La Commission européenne a beau y voir un moyen de sortir de la crise économique, ses effets collatéraux risquent par exemple d’aggraver la situation des zones tirant profit des produits et des industries liés à l’identité locale. Dans un entretien accordé début 2015 à la Gazette, Matthias Fekl se voulait toutefois rassurant en présentant le traité transatlantique avant tout comme une opportunité pour les entreprises françaises et le développement économique des territoires.
« Un atout pour la croissance et l’emploi »
« Un accord bien négocié peut être un réel atout pour la croissance et l’emploi en France. C’est pourquoi nous sommes à l’offensive sur l’accès de nos entreprises, et plus particulièrement de nos PME, au marché américain » nous expliquait notamment le secrétaire d’Etat français au Commerce extérieur.
Il est vrai que les Américains sont passés maîtres en matière de protectionnisme économique. Les délégataires français de service public postulant sans joint-venture ont actuellement peu de chances de remporter des appels d’offres outre-Atlantique, compte tenu du « Small Business Act » – règlementation qui réserve 23 à 40% de leurs marchés publics à des PME locales – mis en œuvre depuis 1953 par Washington et certains États fédérés grâce à une dérogation de l’OMC.
Outre cette célèbre « barrière non-tarifaire », le cadre règlementaire américain compte également diverses mesures douanières et normatives. La raison ? Compliquer l’exportation de produits fabriqués par des entreprises européennes plus compétitives que leurs concurrents américains. Cette panoplie législative pénalisant les entreprises étrangères n’ayant pas de filiales implantées sur place figure, aujourd’hui, dans le viseur de Bruxelles et des Etats membres de l’UE.

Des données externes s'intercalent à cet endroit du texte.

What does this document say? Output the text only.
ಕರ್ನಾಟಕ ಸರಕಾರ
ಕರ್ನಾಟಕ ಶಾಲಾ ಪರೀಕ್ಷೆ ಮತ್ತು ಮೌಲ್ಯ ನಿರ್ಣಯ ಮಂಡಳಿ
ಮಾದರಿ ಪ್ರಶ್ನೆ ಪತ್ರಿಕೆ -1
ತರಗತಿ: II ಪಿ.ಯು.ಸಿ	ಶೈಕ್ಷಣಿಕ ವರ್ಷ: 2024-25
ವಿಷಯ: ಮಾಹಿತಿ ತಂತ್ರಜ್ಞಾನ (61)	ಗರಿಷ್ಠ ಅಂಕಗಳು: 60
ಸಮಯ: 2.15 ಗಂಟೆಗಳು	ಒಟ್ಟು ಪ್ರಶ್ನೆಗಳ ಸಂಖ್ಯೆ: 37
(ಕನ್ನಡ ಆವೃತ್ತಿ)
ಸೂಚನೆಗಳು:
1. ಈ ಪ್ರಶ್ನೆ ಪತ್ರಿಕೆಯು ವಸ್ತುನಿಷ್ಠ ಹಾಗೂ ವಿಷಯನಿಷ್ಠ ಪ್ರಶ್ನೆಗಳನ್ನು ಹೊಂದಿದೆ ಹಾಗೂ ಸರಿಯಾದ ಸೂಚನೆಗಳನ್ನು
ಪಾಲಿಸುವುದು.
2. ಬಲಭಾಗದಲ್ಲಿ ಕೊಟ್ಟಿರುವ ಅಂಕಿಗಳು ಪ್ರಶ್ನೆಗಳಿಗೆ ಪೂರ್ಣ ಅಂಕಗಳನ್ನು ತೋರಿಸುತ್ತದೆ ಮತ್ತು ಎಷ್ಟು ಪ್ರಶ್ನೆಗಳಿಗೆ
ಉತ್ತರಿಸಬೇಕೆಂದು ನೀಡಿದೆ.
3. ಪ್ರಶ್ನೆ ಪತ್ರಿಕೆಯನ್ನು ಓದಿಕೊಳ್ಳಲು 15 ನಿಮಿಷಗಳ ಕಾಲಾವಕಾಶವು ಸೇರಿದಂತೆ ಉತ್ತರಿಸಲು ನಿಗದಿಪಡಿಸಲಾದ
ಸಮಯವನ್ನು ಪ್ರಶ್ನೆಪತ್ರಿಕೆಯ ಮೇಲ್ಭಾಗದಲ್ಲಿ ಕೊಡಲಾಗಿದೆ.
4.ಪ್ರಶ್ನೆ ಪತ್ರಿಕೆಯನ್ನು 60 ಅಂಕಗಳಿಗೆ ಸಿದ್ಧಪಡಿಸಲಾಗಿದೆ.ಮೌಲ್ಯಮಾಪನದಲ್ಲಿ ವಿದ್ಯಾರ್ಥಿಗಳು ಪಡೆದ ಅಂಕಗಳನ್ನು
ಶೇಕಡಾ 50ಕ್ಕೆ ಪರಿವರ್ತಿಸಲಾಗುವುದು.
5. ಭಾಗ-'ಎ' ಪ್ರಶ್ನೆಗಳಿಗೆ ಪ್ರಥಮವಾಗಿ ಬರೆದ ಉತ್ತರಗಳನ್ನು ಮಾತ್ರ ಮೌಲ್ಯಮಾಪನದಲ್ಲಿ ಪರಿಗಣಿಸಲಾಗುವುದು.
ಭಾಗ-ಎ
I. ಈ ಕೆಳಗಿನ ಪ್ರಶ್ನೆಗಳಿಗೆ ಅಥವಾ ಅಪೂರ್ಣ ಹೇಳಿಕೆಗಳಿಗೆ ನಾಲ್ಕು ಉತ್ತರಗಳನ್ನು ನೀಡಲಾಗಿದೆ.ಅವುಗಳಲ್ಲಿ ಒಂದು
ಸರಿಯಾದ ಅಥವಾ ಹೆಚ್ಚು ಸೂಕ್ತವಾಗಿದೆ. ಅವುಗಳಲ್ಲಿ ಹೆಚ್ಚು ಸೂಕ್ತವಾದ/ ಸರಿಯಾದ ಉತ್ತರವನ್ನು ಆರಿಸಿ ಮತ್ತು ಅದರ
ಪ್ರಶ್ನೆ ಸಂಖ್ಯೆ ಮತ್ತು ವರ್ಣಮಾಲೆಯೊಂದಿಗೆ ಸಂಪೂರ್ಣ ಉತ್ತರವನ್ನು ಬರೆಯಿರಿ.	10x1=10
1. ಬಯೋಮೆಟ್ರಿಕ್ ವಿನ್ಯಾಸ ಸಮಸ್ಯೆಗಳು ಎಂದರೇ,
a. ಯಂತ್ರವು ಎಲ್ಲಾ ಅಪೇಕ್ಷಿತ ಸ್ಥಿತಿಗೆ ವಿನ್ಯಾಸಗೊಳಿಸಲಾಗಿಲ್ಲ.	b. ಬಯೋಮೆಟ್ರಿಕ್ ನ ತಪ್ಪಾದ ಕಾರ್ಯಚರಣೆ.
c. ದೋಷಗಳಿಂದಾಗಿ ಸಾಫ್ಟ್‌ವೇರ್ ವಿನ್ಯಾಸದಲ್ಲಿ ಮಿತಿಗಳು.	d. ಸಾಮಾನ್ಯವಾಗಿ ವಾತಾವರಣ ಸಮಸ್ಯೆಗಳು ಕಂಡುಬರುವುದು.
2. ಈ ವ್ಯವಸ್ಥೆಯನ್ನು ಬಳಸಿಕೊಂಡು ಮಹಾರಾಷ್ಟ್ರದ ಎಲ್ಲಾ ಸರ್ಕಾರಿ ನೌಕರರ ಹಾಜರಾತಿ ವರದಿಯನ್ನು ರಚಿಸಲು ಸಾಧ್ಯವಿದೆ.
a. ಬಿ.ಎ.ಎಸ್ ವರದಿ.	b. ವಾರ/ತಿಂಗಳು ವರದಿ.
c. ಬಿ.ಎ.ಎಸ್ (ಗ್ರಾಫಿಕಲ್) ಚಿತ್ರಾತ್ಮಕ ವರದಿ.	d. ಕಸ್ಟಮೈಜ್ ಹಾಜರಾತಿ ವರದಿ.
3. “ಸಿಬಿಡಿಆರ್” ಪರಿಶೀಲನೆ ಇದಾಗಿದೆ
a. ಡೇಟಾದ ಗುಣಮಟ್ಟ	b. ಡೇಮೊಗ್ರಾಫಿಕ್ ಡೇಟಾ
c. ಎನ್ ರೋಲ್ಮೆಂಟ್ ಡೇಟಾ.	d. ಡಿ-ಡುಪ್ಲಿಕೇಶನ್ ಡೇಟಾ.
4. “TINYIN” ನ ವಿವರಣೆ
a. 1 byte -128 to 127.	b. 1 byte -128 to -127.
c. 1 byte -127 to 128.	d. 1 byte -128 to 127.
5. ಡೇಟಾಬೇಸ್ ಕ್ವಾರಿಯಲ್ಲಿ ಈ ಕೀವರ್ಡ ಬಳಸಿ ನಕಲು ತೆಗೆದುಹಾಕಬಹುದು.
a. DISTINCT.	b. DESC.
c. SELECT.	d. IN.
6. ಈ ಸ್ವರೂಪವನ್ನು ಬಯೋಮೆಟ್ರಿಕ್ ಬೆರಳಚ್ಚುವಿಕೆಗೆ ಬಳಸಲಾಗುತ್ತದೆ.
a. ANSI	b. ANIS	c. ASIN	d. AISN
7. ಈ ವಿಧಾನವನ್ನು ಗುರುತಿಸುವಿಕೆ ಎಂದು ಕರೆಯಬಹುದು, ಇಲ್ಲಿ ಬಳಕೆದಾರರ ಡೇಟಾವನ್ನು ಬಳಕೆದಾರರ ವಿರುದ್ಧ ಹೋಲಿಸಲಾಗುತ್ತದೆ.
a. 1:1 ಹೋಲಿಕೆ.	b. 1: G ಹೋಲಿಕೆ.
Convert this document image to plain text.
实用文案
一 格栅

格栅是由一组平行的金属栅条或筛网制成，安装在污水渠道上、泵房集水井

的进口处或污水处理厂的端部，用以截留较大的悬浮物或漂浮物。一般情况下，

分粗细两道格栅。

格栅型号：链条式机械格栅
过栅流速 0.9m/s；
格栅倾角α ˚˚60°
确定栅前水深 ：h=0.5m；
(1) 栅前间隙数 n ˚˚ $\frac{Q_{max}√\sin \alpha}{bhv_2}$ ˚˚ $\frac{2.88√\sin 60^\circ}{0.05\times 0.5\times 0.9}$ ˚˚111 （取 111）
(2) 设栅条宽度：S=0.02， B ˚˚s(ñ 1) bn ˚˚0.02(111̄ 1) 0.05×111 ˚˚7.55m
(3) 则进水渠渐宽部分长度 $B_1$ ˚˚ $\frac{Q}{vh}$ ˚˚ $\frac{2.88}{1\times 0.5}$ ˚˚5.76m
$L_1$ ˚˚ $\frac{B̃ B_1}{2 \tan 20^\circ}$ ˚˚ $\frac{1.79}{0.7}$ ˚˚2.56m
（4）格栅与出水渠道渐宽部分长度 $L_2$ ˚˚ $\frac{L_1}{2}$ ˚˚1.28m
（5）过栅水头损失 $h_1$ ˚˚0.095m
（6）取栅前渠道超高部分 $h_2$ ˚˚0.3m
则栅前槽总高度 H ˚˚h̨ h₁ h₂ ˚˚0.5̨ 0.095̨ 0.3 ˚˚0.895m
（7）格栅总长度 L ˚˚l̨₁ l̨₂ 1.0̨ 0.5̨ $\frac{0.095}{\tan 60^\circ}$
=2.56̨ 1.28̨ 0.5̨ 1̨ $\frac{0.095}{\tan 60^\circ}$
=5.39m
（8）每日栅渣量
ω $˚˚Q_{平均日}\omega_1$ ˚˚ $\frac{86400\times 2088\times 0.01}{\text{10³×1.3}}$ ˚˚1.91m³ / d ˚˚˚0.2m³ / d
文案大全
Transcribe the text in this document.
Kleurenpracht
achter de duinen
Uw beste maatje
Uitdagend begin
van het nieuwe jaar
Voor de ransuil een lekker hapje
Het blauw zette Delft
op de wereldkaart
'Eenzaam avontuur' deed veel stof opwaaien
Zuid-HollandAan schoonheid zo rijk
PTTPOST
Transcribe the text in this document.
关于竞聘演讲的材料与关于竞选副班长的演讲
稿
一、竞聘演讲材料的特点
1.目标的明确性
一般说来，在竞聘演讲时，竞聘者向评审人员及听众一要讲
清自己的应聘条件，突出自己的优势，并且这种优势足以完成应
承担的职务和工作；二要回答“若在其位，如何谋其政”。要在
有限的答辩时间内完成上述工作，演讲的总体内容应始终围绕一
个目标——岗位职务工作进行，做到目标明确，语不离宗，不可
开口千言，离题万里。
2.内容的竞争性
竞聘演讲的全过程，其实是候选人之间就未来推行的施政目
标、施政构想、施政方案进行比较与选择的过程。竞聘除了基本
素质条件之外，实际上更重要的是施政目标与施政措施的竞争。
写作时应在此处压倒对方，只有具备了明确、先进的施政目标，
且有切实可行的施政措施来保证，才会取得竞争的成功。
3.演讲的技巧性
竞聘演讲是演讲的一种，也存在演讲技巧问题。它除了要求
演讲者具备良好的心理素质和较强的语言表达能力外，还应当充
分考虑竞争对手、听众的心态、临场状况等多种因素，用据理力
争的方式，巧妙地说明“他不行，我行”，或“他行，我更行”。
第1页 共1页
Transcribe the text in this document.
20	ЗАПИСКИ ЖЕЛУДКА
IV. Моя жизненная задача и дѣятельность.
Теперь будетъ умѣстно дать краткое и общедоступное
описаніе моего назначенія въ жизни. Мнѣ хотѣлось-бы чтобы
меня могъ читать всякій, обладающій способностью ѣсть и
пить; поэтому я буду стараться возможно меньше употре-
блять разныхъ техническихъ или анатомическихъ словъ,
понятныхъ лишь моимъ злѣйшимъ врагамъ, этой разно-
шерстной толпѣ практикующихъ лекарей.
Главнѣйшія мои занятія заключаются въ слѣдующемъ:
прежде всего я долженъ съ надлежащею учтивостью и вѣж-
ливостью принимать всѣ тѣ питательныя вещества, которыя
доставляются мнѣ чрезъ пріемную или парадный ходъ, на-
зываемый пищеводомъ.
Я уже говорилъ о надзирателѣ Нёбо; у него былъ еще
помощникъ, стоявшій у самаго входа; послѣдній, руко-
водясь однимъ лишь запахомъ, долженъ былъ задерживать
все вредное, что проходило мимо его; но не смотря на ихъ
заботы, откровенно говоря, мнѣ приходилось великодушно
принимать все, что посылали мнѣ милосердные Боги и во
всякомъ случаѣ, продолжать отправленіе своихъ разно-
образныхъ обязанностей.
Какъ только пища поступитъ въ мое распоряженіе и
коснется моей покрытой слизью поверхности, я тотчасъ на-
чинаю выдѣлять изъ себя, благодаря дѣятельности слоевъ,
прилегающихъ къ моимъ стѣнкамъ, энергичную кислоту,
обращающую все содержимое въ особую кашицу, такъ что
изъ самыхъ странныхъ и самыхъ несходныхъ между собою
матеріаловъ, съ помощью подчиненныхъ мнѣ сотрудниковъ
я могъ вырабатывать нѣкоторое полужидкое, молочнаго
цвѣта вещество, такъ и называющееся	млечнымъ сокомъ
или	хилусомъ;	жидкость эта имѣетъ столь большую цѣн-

Mais, occultant les menaces pesant sur le Vieux continent et certains de ses secteurs peu compétitifs et protégés en cas de création effective d’un marché unique avec les États-Unis, Matthias Fekl oublie toutefois que les entreprises européennes telles que Véolia n’ont pas attendu la signature d’un traité transatlantique… pour partir à la conquête du marché américain et tenter d’exporter leurs services, savoir-faire ou encore leurs produits régionaux.
Des effets variés selon les régions
A l’image de la crème chantilly d’Isigny, longtemps bannie des supermarchés outre-Atlantique pour cause de non-respect des normes sanitaires et dont les propriétaires ont fini par installer une usine sur le sol américain. Objectif : contourner cette « restriction aux importations » et satisfaire aux normes en question.
L’industrie du foie gras, surtaxée de 100 % depuis 1999 en représailles à l’interdiction du bœuf aux hormones dans l’Union, a opté pour une stratégie similaire : « Nous investissons dans deux abattoirs dans les Landes pour qu’ils soient compatibles avec les normes américaines », explique Marie-Pierre Pé, déléguée générale du Comité interprofessionnel des palmipèdes à foie gras.
Concernant l’impact sur les territoires, les aires urbaines concentrant les principaux exportateurs de l’économie française tireront probablement profit du traité transatlantique. C’est le cas de l’agglomération toulousaine, le berceau de l’industrie aéronautique et spatiale. Mais, parce qu’ils sont dépendants d’une industrie déjà fragilisée par la mondialisation, certaines régions européennes risquent, en revanche, de perdre une partie conséquente de leurs emplois.
« Le traité transatlantique va favoriser les grands opérateurs transnationaux au détriment des PME, alors que ce sont elles qui irriguent les territoires », met en garde Philippe Bonnin, le maire (PS) de Chartres-de-Bretagne.
Membre de l’Association des collectivités sites d’industrie automobile, l’élu de cette petite commune (7 300 habitants) au sud de Rennes, où sont installés l’usine PSA La Janais et ses multiples sous-traitants, craint qu’un tel traité de libre-échange « accentue la désindustrialisation de la région ».
La renommée des terroirs en péril
Les effets du Tafta se feront également ressentir dans une partie des territoires ruraux. Source d’emplois difficilement délocalisables permettant de maintenir une activité économique dans des zones sinistrées, les appellations d’origines contrôlées (AOC) et autres indications géographiques protégées (IGP) se retrouveraient, de leur côté, sous la menace des marques commerciales.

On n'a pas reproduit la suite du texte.